Trump admite conversa com Maduro, mas mantém sigilo e amplia clima de tensão

Em meio a declarações cada vez mais duras sobre a crise venezuelana, o presidente dos Estados Unidos, Donald Trump, confirmou neste domingo, 30, que manteve uma conversa telefônica recente com Nicolás Maduro, mas evitou revelar o teor do diálogo, alimentando incertezas sobre os próximos passos da Casa Branca na relação com Caracas.

A confirmação ocorreu a bordo do avião presidencial, quando Trump respondeu brevemente a repórteres, dizendo apenas que a conversa aconteceu, sem detalhar o assunto tratado. A revelação surge após o New York Times informar que ambos teriam discutido até mesmo a possibilidade de um encontro futuro nos Estados Unidos.

O telefonema vem à tona enquanto o governo americano insiste em uma estratégia de pressão máxima sobre Maduro, alternando ameaças e sinais de possível abertura diplomática. No sábado, Trump declarou que o espaço aéreo venezuelano deveria ser considerado “completamente fechado”, comentário que gerou apreensão na capital venezuelana e levantou dúvidas sobre potenciais ações militares.

Questionado sobre a possibilidade de ataques iminentes contra a Venezuela, o presidente norte-americano se limitou a dizer que não se deveriam tirar conclusões precipitadas.
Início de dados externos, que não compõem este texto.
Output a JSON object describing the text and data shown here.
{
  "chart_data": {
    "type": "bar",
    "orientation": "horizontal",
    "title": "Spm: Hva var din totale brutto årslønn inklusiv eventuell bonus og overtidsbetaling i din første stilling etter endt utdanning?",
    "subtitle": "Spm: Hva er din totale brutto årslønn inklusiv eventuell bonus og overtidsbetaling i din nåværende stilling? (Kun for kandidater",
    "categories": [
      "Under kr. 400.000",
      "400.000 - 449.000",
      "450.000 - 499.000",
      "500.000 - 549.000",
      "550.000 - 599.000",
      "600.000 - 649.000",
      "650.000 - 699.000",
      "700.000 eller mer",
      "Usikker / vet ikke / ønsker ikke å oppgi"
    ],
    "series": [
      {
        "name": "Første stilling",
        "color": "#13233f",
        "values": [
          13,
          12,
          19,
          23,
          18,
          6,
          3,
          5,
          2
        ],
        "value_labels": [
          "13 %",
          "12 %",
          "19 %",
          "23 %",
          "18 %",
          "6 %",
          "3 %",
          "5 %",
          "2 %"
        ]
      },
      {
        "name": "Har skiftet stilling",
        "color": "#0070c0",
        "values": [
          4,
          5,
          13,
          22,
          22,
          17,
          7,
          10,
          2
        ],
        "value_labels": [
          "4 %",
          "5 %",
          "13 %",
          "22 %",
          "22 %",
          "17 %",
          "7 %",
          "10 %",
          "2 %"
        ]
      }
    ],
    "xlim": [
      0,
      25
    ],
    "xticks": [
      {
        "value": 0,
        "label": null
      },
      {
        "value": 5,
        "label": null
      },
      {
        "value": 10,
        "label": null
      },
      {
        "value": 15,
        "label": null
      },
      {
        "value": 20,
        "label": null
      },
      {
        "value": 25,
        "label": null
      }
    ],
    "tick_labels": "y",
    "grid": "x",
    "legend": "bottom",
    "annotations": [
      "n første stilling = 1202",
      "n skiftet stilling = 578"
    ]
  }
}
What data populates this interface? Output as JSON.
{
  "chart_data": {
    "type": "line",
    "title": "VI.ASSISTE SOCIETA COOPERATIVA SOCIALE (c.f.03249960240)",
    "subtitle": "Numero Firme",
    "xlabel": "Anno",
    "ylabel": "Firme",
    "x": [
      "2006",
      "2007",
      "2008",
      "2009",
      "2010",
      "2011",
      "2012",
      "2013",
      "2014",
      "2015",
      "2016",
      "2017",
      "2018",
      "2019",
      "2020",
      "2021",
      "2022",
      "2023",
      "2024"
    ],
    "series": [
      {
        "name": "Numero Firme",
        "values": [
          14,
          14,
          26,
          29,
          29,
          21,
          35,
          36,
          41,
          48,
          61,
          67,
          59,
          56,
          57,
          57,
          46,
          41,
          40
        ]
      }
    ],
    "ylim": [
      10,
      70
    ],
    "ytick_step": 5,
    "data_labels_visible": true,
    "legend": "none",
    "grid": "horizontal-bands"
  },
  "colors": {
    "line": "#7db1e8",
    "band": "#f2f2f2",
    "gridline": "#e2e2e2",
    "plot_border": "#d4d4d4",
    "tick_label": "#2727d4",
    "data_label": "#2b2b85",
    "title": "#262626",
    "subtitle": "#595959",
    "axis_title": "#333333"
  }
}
Paralelamente, fontes citadas pela Reuters afirmam que Washington avalia uma gama de medidas, incluindo operações sigilosas e ações mais diretas para enfraquecer o governo chavista, após meses de reforço militar no Caribe.

Enquanto isso, autoridades venezuelanas evitam comentar a conversa. Em Caracas, o presidente da Assembleia Nacional, Jorge Rodríguez, disse que a ligação não seria tratada em sua coletiva, dedicada a anunciar uma investigação sobre ataques de forças americanas a embarcações suspeitas de tráfico de drogas na região.